Patrick Mahoney, the Denver-based association’s CEO, made the comments during the second day of a two-day online hearing held by DOL officials.

The proposed rule would layer fiduciary standards on advisors—and, for the first time, insurance agents—offering retirement plan and IRA rollover advice to investors. Critics said this would create burdens for many advisors.

Many FPA members are dually registered as both broker/reps with the Financial Industry Regulatory Authority and as SEC-registered investment advisors, and they carry multiple licenses to meet their clients’ needs. As a result, they would “require significantly more time to review and fully understand any final rule proposal, which must be considered in light of all other existing regulatory obligations at play in our industry,” Mahoney said in the hearing.

(The text of the proposed “Retirement Security Rule” can be found here.)

The proposal also gives advisors only two months to implement changes, which Mahoney said “is simply not enough time for those who might, for example, need to review and rewrite policies and procedures or update their disclosure documents and client agreements—especially if they are small businesses or single-planner operators who lack in-house counsel and have significantly fewer resources to help them understand new requirements and come into compliance.”

He urged the DOL to consider an extension of the 60-day effective date and requested a commitment from the agency to implement any final proposal using a phase-in approach that stresses advisor education rather than “punitive” enforcement.

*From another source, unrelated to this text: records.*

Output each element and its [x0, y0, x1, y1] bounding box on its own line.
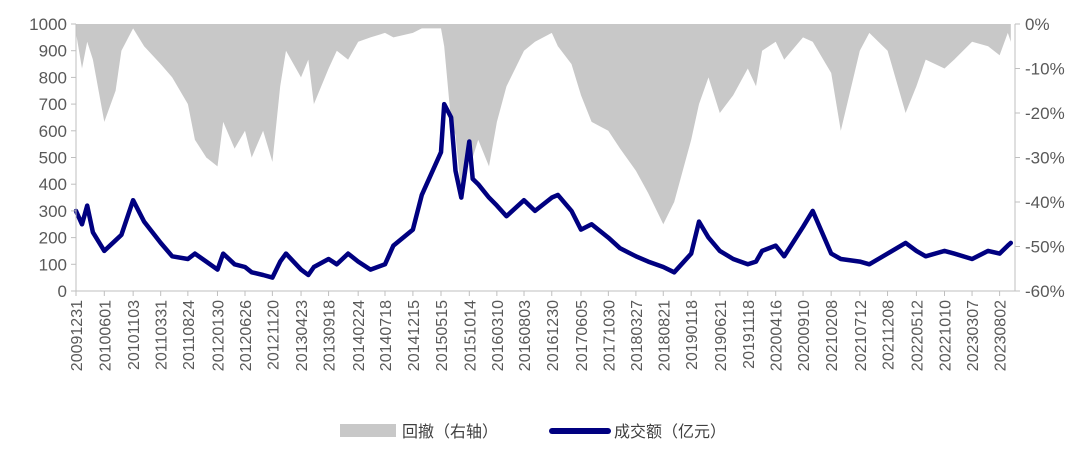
x-tick-label: 20211208	[881, 300, 898, 370]
legend-label-volume: 成交额（亿元）	[614, 423, 726, 441]
x-tick-label: 20120626	[238, 300, 255, 371]
x-tick-label: 20230802	[993, 300, 1010, 371]
y-right-tick-label: -30%	[1025, 149, 1065, 168]
x-tick-label: 20180821	[656, 300, 673, 371]
x-tick-label: 20210208	[824, 300, 841, 371]
y-left-tick-label: 0	[58, 282, 67, 301]
x-tick-label: 20150515	[434, 300, 451, 371]
y-right-tick-label: -20%	[1025, 104, 1065, 123]
y-left-tick-label: 200	[39, 229, 67, 248]
legend-label-drawdown: 回撤（右轴）	[402, 423, 498, 441]
x-tick-label: 20140224	[351, 300, 368, 371]
y-right-tick-label: 0%	[1025, 15, 1050, 34]
y-right-tick-label: -40%	[1025, 193, 1065, 212]
y-left-tick-label: 700	[39, 95, 67, 114]
x-tick-label: 20221010	[938, 300, 955, 371]
x-tick-label: 20130918	[322, 300, 339, 371]
x-tick-label: 20160803	[517, 300, 534, 371]
x-tick-label: 20230307	[965, 300, 982, 371]
x-tick-label: 20171030	[601, 300, 618, 371]
x-tick-label: 20180327	[629, 300, 646, 371]
x-tick-label: 20190118	[684, 300, 701, 370]
legend-swatch-drawdown	[340, 424, 396, 437]
x-tick-label: 20101103	[126, 300, 143, 370]
x-tick-label: 20190621	[713, 300, 730, 371]
x-tick-label: 20141215	[406, 300, 423, 371]
x-tick-label: 20151014	[462, 300, 479, 371]
x-tick-label: 20160310	[490, 300, 507, 371]
y-left-tick-label: 100	[39, 255, 67, 274]
y-left-tick-label: 300	[39, 202, 67, 221]
y-left-tick-label: 600	[39, 122, 67, 141]
x-tick-label: 20210712	[853, 300, 870, 371]
x-tick-label: 20110824	[181, 300, 198, 370]
x-tick-label: 20220512	[909, 300, 926, 371]
y-left-tick-label: 400	[39, 175, 67, 194]
drawdown-area	[76, 24, 1011, 224]
x-tick-label: 20140718	[378, 300, 395, 371]
x-tick-label: 20120130	[210, 300, 227, 371]
y-left-tick-label: 1000	[29, 15, 67, 34]
x-tick-label: 20100601	[97, 300, 114, 371]
x-tick-label: 20130423	[294, 300, 311, 371]
x-tick-label: 20161230	[545, 300, 562, 371]
y-right-tick-label: -10%	[1025, 60, 1065, 79]
y-right-tick-label: -60%	[1025, 282, 1065, 301]
x-tick-label: 20200416	[769, 300, 786, 371]
y-left-tick-label: 500	[39, 149, 67, 168]
x-tick-label: 20191118	[741, 300, 758, 369]
legend: 回撤（右轴） 成交额（亿元）	[340, 423, 726, 441]
x-tick-label: 20110331	[154, 300, 171, 370]
drawdown-area-layer	[76, 24, 1011, 224]
y-left-tick-label: 900	[39, 42, 67, 61]
y-right-tick-label: -50%	[1025, 238, 1065, 257]
x-tick-label: 20091231	[69, 300, 86, 371]
x-tick-label: 20121120	[265, 300, 282, 370]
x-tick-label: 20170605	[574, 300, 591, 371]
x-tick-label: 20200910	[796, 300, 813, 371]
y-left-tick-label: 800	[39, 68, 67, 87]
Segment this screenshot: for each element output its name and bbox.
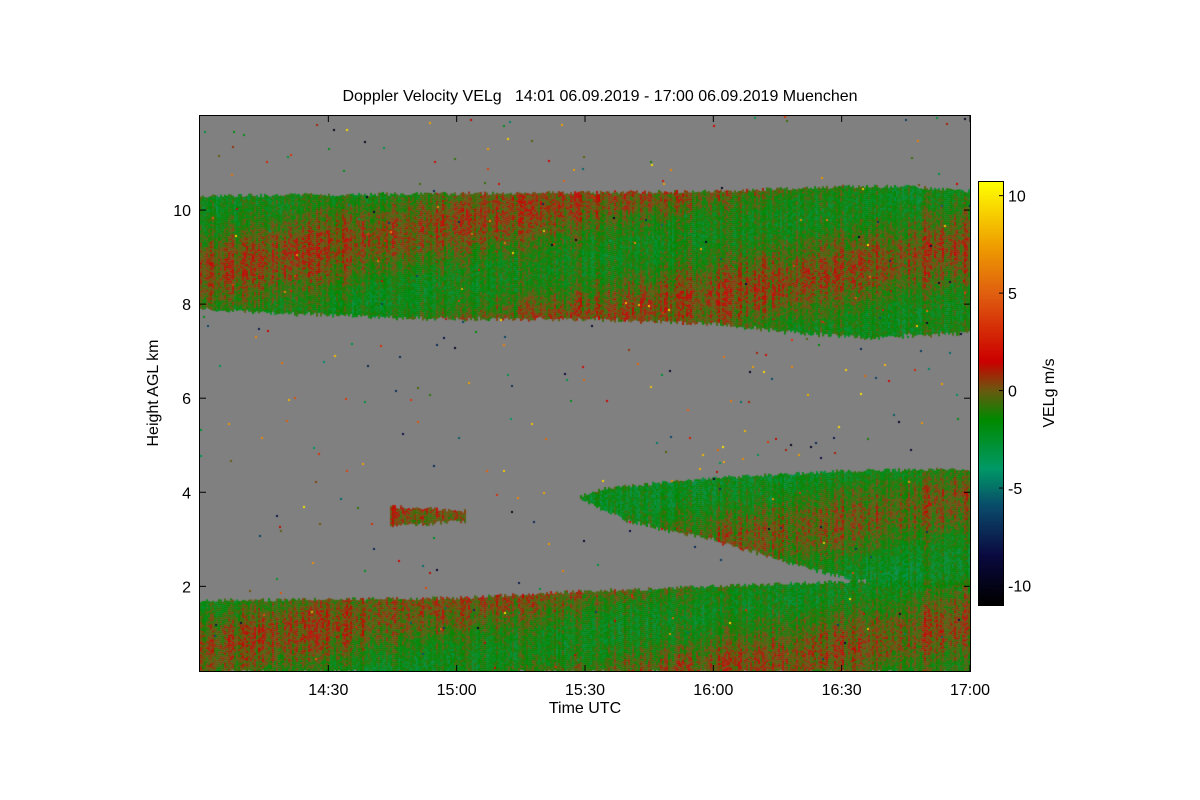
colorbar-label: VELg m/s: [1041, 358, 1058, 427]
y-tick-label: 6: [182, 391, 191, 408]
heatmap-image: [200, 116, 970, 671]
x-tick-label: 15:30: [565, 682, 605, 699]
x-tick-label: 16:00: [693, 682, 733, 699]
x-tick-label: 16:30: [822, 682, 862, 699]
x-tick-label: 14:30: [308, 682, 348, 699]
plot-frame: [199, 115, 971, 672]
colorbar-gradient: [979, 182, 1003, 605]
colorbar-tick-label: 5: [1008, 286, 1017, 303]
y-tick-label: 2: [182, 579, 191, 596]
y-tick-label: 8: [182, 297, 191, 314]
colorbar-frame: [978, 181, 1004, 606]
x-axis-label: Time UTC: [549, 700, 621, 717]
y-axis-label: Height AGL km: [145, 339, 162, 446]
colorbar-tick-label: 10: [1008, 189, 1026, 206]
x-tick-label: 15:00: [437, 682, 477, 699]
colorbar-tick-label: 0: [1008, 384, 1017, 401]
y-tick-label: 10: [173, 203, 191, 220]
y-tick-label: 4: [182, 485, 191, 502]
chart-title: Doppler Velocity VELg 14:01 06.09.2019 -…: [342, 88, 858, 105]
colorbar-tick-label: -10: [1008, 579, 1031, 596]
x-tick-label: 17:00: [950, 682, 990, 699]
colorbar-tick-label: -5: [1008, 481, 1022, 498]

“For the regulated community to be successful in complying with any new requirements and changes to their regulatory obligations, there must first be clarity and mutual industry-wide understanding of the proposal—as well as sufficient time to implement any necessary changes,” Mahoney said.

He also asked the department to provide more details and clarity about how compliance with existing fiduciary standards and best interest obligations already in place under other agencies’ regulatory schemes will or will not ensure that advisors are acting within the bounds of the DOL’s fiduciary rule.

“While the department mentions many times its effort to harmonize the proposed rule with existing industry regulations, it remains unclear how these competing frameworks will interact in practice,” Mahoney said.

Before considering enforcement of any final rule, the agency should provide “clear implementation guidance and compliance tools, such as a succinct list of new documentation requirements, turnkey forms and templates, as well as FAQs ahead of, or along with, any final rule,” he said.

At a minimum, this guidance should identify where compliance with existing regulatory requirements will satisfy the department’s proposed requirements and where advisors will need to take steps beyond compliance with their existing regulatory obligations, Mahoney added.

That means the DOL should work closely with the SEC, the National Association of Insurance Commissioners and other relevant agencies “who are best-suited to provide effective, clear standards for consumer protection while avoiding excessive compliance burdens,” he said.

Mahoney said the FPA, like much of the brokerage and insurance industry, worries about how the compliance costs of the proposal may affect consumers’ access to advice. “What is missing from the proposal’s current time line is adequate time to determine if such concerns remain valid.”

Both the DOL and the industry “would benefit from re-examining the impact analyses that pre-dated the new best interest standards we now have in force as we sit here today,” Mahoney said.

He did, however, stress that he supports the proposed rule’s language to require that any professional who uses the “advisor” moniker with clients act as a fiduciary advisor.